It’s early spring 1990, and Seattle’s Paramount Theater is packed-to-the-rafters, a fact that would have put a huge smile on the face of the man whose name is on the marquee outside. But that man – L’Andrew The Love Child, Andrew Wood – is dead. This is his memorial, and the nascent rock scene percolating in America’s Pacific Northwest will never be the same again.
“The funeral was very surreal,” remembered Andrew’s best friend and flatmate Chris Cornell of Soundgarden, years later to the makers of Malfunkshun: The Andrew Wood Story. “I was happy for him, because it was packed, and they were showing films of him performing. He was a fuckin’ rock star the day he was born – it didn’t matter if he’d never sold a single record. He was the only rock star I ever met.”
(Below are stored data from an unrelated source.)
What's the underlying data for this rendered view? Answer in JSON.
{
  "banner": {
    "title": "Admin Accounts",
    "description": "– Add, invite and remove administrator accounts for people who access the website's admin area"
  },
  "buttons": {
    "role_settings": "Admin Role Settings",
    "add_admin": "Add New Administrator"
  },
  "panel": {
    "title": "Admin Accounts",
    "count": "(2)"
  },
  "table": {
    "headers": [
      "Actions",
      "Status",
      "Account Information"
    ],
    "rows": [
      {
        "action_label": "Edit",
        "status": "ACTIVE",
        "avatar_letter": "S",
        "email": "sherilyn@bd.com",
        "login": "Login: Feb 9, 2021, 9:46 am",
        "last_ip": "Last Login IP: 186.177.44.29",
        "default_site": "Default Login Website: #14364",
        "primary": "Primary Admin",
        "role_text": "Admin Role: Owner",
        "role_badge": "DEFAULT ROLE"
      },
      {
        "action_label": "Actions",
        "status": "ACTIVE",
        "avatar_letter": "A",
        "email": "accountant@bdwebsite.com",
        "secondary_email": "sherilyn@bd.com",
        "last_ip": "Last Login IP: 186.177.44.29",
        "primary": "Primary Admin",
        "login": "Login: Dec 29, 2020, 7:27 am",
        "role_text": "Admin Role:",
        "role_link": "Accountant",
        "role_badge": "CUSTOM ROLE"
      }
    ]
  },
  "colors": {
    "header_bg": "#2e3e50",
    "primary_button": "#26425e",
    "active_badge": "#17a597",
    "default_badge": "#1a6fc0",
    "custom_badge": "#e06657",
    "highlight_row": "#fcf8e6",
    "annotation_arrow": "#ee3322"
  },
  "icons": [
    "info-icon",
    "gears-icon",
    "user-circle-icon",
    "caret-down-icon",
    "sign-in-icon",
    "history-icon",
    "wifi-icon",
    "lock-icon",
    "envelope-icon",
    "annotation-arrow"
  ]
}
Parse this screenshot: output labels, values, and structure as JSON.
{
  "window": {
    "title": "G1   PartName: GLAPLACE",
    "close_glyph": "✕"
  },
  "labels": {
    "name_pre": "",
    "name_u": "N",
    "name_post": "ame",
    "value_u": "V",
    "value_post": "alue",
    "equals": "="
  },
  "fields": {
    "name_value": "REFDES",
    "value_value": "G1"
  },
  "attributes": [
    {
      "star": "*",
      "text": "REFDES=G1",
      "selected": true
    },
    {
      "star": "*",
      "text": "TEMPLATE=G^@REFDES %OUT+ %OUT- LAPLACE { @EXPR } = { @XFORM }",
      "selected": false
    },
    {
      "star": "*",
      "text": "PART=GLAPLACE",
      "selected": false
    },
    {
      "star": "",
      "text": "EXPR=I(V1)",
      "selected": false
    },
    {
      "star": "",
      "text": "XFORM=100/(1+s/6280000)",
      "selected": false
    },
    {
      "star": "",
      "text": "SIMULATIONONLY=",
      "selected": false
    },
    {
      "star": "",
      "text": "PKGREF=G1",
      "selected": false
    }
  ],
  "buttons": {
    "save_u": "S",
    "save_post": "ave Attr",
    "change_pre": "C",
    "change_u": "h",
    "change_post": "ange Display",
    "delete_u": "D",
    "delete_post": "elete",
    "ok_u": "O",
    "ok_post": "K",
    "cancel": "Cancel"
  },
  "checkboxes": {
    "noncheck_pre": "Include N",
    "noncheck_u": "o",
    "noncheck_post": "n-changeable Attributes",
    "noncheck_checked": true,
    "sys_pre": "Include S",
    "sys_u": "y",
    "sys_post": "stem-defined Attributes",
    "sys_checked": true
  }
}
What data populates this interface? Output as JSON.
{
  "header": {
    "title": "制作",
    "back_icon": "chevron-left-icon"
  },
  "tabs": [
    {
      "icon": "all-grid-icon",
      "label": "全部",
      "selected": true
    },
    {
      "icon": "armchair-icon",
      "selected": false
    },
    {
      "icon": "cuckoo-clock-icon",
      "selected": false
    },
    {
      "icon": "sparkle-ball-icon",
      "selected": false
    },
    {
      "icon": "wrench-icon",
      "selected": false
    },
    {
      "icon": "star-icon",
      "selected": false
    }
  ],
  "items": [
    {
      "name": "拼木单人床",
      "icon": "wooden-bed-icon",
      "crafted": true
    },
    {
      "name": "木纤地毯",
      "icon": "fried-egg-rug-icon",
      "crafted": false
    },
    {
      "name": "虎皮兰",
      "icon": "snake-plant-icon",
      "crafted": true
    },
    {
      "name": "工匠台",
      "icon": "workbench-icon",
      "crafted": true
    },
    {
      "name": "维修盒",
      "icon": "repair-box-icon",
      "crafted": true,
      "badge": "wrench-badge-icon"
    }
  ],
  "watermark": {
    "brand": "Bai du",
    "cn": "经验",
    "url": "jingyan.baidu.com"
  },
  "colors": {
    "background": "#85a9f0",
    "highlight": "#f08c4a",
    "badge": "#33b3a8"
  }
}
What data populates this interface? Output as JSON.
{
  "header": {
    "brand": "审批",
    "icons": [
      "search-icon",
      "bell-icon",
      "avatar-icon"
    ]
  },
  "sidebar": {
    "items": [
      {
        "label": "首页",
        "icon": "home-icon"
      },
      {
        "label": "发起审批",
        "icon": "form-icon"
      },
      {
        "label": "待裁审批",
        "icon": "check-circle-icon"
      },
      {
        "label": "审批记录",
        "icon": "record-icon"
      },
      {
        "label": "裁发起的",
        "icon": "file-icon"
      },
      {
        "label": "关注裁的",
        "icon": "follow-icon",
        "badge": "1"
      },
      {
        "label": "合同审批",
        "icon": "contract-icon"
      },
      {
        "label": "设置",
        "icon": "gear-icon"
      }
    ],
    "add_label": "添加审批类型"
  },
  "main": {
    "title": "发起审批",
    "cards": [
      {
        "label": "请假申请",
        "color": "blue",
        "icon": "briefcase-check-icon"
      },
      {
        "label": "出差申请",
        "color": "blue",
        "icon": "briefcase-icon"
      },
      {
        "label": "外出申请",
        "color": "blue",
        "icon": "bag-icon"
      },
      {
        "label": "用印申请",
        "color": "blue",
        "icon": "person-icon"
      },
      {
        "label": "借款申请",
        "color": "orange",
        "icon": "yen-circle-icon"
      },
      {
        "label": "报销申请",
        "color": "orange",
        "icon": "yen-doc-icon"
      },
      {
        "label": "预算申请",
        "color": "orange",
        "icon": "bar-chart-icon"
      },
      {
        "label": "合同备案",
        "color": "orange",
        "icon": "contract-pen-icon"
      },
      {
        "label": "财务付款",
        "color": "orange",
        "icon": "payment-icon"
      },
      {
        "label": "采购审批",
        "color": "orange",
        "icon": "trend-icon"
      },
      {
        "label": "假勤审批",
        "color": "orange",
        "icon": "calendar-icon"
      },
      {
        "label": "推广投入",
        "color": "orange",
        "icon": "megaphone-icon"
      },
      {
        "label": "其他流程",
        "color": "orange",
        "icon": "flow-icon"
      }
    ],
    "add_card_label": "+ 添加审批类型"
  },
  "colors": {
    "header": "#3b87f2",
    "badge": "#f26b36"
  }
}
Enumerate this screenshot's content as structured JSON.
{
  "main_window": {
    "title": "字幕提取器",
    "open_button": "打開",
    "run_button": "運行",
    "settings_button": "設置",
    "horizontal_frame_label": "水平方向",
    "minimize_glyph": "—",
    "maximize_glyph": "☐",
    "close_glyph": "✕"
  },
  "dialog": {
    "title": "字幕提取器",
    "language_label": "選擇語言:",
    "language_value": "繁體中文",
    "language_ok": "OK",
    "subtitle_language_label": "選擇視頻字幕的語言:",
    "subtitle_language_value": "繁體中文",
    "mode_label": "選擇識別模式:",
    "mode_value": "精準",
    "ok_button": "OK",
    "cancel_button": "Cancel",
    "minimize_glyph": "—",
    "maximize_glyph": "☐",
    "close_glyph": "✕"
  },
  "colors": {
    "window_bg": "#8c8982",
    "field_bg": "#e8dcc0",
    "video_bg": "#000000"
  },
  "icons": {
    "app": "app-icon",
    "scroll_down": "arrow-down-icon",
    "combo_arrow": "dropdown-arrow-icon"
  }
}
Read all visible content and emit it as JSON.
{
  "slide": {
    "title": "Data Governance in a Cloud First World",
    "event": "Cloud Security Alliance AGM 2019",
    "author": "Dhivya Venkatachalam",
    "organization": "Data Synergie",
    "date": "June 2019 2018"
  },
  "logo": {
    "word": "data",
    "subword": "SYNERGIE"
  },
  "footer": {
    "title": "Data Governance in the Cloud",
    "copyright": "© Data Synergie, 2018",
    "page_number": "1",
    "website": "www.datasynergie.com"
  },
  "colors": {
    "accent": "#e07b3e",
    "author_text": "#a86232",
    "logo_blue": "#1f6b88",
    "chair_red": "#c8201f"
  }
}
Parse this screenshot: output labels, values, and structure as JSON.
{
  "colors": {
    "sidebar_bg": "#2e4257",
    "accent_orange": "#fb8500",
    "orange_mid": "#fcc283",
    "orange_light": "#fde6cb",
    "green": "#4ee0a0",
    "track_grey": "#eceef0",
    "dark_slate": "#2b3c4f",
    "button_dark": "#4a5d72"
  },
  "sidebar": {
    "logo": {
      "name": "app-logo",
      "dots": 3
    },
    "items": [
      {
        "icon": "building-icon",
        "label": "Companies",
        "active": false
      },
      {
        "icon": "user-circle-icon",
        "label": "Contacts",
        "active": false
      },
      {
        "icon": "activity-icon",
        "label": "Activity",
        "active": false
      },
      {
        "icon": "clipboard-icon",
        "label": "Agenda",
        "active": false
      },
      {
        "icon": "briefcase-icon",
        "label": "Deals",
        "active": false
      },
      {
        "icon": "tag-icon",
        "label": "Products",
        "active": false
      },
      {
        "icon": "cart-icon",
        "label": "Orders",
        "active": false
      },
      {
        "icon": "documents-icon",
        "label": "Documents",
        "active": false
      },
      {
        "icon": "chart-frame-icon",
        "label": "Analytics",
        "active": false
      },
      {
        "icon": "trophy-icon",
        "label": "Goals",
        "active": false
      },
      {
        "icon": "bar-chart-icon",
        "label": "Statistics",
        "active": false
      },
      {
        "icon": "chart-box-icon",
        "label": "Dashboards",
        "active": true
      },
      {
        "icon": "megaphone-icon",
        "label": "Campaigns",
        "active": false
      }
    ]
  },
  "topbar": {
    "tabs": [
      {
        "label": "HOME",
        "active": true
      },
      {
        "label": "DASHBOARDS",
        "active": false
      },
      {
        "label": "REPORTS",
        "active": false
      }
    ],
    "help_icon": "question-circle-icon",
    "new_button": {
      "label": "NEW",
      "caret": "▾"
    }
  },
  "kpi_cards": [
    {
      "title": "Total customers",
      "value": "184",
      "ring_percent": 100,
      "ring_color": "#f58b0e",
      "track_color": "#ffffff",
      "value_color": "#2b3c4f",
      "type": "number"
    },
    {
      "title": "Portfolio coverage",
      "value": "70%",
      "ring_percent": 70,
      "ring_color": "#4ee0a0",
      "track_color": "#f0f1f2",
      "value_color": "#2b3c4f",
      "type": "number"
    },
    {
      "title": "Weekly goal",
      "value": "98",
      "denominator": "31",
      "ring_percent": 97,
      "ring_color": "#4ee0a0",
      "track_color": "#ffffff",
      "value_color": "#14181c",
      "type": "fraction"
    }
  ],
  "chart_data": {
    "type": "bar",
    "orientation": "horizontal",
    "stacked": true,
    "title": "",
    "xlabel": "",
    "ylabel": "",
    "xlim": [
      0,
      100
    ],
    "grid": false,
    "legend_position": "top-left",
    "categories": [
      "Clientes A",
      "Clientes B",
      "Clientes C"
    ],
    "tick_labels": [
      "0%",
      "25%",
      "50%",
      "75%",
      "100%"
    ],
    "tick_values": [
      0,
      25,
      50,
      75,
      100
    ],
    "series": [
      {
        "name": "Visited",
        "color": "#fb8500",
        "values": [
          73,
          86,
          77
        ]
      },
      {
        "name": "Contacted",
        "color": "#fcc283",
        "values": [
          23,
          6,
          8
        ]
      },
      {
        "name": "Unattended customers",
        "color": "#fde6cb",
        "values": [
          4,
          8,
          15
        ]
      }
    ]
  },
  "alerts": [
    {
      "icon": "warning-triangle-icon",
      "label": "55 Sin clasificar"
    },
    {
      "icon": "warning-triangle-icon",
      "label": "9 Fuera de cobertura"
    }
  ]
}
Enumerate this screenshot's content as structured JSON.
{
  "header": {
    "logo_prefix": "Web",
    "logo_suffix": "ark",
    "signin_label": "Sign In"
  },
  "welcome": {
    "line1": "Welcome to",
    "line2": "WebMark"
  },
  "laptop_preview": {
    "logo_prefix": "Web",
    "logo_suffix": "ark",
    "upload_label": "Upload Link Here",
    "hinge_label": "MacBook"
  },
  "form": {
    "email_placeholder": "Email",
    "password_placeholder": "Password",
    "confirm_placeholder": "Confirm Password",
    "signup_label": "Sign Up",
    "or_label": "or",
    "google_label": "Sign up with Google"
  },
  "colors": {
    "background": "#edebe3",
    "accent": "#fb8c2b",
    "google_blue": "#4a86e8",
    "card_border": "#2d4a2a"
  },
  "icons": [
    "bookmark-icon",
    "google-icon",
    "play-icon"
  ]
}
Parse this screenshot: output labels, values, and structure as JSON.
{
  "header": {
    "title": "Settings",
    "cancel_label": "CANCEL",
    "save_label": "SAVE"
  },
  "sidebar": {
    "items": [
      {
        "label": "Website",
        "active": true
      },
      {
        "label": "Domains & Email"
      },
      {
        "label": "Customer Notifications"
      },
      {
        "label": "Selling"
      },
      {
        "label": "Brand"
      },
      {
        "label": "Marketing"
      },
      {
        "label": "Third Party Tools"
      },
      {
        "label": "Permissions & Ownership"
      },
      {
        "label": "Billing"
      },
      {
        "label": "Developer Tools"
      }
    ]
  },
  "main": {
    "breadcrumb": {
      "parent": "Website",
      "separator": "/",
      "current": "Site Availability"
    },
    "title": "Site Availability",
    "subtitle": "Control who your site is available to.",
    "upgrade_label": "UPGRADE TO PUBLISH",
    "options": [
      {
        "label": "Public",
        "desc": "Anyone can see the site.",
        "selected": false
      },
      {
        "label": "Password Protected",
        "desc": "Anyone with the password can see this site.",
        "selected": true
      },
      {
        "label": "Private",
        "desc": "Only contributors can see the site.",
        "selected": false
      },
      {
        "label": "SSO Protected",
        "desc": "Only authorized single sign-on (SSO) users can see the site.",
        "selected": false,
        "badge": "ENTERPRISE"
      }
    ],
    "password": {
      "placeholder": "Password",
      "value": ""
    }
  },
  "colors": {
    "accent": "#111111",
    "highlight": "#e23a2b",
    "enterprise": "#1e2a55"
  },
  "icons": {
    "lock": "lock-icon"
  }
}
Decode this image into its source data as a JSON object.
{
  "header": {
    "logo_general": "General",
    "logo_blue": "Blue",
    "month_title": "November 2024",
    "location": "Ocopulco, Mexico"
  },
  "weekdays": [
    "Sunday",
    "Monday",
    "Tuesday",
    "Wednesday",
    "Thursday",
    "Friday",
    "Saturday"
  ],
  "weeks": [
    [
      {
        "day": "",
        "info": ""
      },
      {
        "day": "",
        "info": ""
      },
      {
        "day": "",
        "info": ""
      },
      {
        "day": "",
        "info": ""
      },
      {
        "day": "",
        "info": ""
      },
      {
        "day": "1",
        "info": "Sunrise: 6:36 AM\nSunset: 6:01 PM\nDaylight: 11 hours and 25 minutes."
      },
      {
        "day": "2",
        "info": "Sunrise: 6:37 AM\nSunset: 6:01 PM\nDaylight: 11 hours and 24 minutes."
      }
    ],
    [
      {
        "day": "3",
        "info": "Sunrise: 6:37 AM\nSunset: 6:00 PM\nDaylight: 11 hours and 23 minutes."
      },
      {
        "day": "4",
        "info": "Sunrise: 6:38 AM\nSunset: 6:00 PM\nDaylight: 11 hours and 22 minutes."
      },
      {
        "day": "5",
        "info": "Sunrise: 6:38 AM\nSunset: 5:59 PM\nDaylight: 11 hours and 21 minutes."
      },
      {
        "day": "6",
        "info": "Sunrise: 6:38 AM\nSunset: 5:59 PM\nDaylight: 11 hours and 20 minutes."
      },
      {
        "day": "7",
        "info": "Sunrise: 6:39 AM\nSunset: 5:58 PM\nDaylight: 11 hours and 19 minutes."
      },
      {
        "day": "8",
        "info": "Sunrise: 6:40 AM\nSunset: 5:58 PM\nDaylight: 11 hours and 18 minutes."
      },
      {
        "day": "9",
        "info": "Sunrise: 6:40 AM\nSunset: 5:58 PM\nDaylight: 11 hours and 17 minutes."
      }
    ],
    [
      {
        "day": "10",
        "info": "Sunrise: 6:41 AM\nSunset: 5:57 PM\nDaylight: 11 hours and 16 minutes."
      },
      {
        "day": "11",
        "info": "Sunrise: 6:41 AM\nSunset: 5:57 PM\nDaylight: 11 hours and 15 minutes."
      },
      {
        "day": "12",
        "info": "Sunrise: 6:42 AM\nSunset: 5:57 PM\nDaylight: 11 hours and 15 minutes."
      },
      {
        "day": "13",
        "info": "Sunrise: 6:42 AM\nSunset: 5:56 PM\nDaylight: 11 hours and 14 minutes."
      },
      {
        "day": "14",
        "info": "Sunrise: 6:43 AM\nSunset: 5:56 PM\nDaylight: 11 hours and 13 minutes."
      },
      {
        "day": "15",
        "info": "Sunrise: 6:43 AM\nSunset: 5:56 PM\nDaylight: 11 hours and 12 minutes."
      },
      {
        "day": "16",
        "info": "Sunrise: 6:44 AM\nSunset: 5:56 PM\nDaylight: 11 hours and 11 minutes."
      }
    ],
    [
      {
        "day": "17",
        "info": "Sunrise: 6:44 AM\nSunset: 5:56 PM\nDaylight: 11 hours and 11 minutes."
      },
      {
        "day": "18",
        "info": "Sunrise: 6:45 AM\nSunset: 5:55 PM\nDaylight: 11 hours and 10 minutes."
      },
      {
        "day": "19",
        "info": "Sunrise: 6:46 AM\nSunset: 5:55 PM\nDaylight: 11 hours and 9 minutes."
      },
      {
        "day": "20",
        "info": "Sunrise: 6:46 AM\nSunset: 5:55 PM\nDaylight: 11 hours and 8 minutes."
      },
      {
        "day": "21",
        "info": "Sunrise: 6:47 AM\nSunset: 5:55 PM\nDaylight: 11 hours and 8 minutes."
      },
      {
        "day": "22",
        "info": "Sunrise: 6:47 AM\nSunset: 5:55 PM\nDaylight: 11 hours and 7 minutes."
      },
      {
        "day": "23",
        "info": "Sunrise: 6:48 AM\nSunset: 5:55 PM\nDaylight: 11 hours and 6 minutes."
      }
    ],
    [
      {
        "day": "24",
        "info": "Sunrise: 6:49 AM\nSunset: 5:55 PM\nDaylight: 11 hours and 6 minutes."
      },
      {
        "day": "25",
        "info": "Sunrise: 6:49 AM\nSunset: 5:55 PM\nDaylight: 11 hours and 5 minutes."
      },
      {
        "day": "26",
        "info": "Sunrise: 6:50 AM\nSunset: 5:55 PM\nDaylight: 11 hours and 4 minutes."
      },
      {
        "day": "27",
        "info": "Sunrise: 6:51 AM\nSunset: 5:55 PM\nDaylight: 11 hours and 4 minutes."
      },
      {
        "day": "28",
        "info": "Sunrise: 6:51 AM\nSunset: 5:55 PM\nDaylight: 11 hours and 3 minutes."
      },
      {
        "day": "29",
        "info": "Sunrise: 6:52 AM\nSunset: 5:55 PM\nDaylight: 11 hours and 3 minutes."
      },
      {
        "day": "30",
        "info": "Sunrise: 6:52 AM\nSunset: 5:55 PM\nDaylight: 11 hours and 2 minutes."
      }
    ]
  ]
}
Andrew Wood was born in 1966, the youngest of a troubled family whose internal ructions he tried to soothe from childhood, with his larger-than-life personality and love for entertaining. As a kid, he was equally besotted with Elton John and KISS; later, he’d later adopt an onstage persona that was all glittery top-hats, whiteface make-up and silk and satin costumes. He was 14 when he formed his first band, Malfunkshun, with older brother Kevin – the pair stayed home Easter Sunday 1980 when the rest of their family decamped to his grandmother’s, and by the time their folks had returned, they’d cooked up their first demo-tape.
By the mid-’80s, Malfunkshun were fusing punk and metal with precocious suavity, unafraid to drop ludicrous guitar solos among the punk riffage. Andrew, meanwhile, gave all his wild frontman ambitions flight, equal parts Marc Bolan, Freddie Mercury, Prince and Gene Simmons. He renamed himself L’Andrew The Love Child, inspired by an episode of the original ’60s Star Trek TV series; brother Kevin would become Kevin Stein, while drummer Regan Hagar became Thundarr.